Phones and laptops will be easier to repair after EU vote

The European Parliament has voted in favour of establishing stronger “right to repair” rules, which would make it easier to fix broken devices and reduce e-waste.

“To be sustainable, products must be repairable, so that they can remain on the market for as long as possible. It is time to stamp out practices which prevent or hinder product repairs,” the resolution stated.

“On average, 70 per cent of Europeans would prefer to repair rather than replace a faulty product. However, sellers still tend to be much keener on product replacement.”

It also aims to put an end to what it calls “premature product obsolescence”, penalising companies whose products are unsustainable.

It highlights the use of local, independent repairers, making sure that they have access to spare parts for fixing devices, as well as encouraging consumers to make home repairs.

It is “unacceptable that intellectual property mechanisms make carrying out product repairs the prerogative of the designer or distributor,” the resolution stated, while also criticising digital devices which might implement software updates that “trigger obsolescence”.

The resolution was voted for with 395 in favour and 94 against; 207 voters abstained.

“This is a huge win for consumers across Europe. This vote will set in motion a wave of new repair-friendly policies, from repair scores at retail to product longevity disclosures,” said Matthias Huisken, Director of Advocacy for iFixit Europe, which offers “repairability scores” for products. This is something the European Parliament approved in 2017 before and was reinforced in this vote.

“This vote shows that right to repair measures are backed by opinion polls but also by the European Parliament. The European Commission now needs to take this momentum and move forward swiftly in 2021 on a EU-wide repairability score for all electronic devices and repairability rules for computers,” said Chloe Mikolajczak, EU campaigner for the Right to Repair.

Repairability is an issue for smartphone companies like Apple and Samsung. In its teardown, iFixit rated the iPhone 12 and iPhone 12 Pro averagely with regards to their repairability.
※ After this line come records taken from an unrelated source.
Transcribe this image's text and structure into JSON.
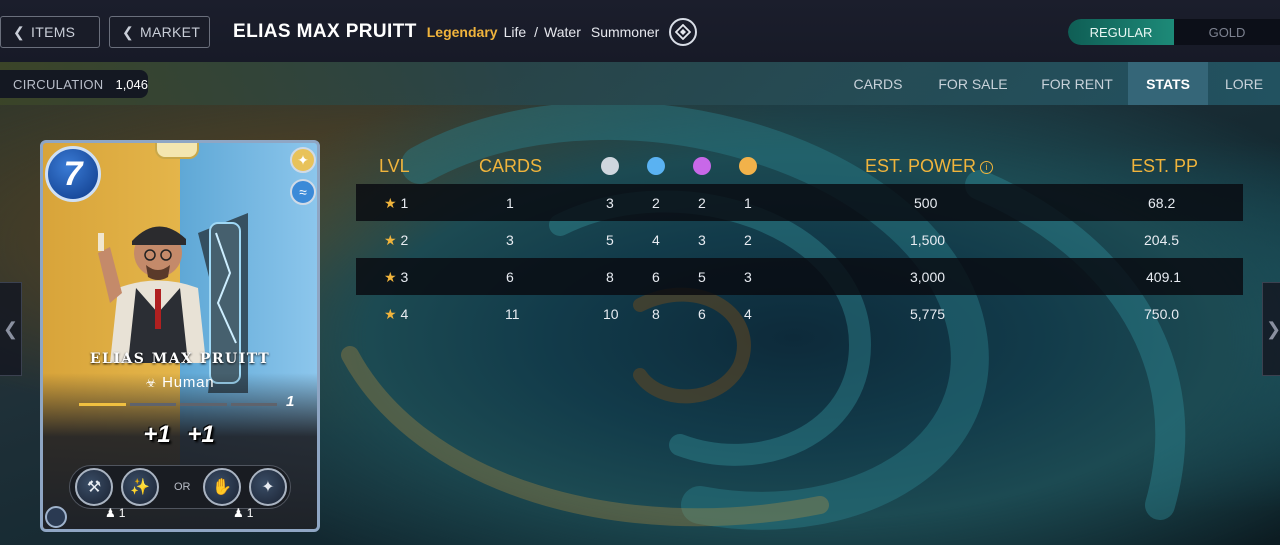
{
  "header": {
    "items_label": "ITEMS",
    "market_label": "MARKET",
    "title": "ELIAS MAX PRUITT",
    "rarity": "Legendary",
    "element_primary": "Life",
    "element_secondary": "Water",
    "card_type": "Summoner",
    "toggle": {
      "regular": "REGULAR",
      "gold": "GOLD",
      "selected": "REGULAR"
    }
  },
  "subbar": {
    "circulation_label": "CIRCULATION",
    "circulation_value": "1,046",
    "tabs": [
      {
        "label": "CARDS",
        "active": false
      },
      {
        "label": "FOR SALE",
        "active": false
      },
      {
        "label": "FOR RENT",
        "active": false
      },
      {
        "label": "STATS",
        "active": true
      },
      {
        "label": "LORE",
        "active": false
      }
    ]
  },
  "card": {
    "mana": "7",
    "name": "ELIAS MAX PRUITT",
    "race": "Human",
    "level": "1",
    "level_progress": 0.25,
    "buffs": [
      "+1",
      "+1"
    ],
    "or_label": "OR",
    "requirements": [
      "1",
      "1"
    ],
    "ability_icons": [
      "hammer-icon",
      "sparkle-icon",
      "fist-icon",
      "wand-icon"
    ]
  },
  "stats": {
    "headers": {
      "lvl": "LVL",
      "cards": "CARDS",
      "est_power": "EST. POWER",
      "est_pp": "EST. PP"
    },
    "foil_dot_colors": [
      "#cfd6de",
      "#5ab2f2",
      "#c868e8",
      "#f2b24a"
    ],
    "rows": [
      {
        "lvl": "1",
        "cards": "1",
        "d1": "3",
        "d2": "2",
        "d3": "2",
        "d4": "1",
        "power": "500",
        "pp": "68.2"
      },
      {
        "lvl": "2",
        "cards": "3",
        "d1": "5",
        "d2": "4",
        "d3": "3",
        "d4": "2",
        "power": "1,500",
        "pp": "204.5"
      },
      {
        "lvl": "3",
        "cards": "6",
        "d1": "8",
        "d2": "6",
        "d3": "5",
        "d4": "3",
        "power": "3,000",
        "pp": "409.1"
      },
      {
        "lvl": "4",
        "cards": "11",
        "d1": "10",
        "d2": "8",
        "d3": "6",
        "d4": "4",
        "power": "5,775",
        "pp": "750.0"
      }
    ]
  },
  "colors": {
    "accent_gold": "#f0b43c",
    "toggle_active": "#1d8a78",
    "header_bg": "#1b1e2c"
  }
}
It praised the display and battery replacement methods, but criticised the glass on the front and back that means every component would need to be removed in the event of a drop.

Samsung’s Note 20 range fared worse, with iFixit supporting its modular componentsthat can be replaced independently, but decried the battery replacement and its expensive and “poorly prioritized” screen.

Although the UK is no longer in the European Union, the UK’s manufacturing standards will necessarily have to match those of the 27 nation bloc, in order for any trade to continue.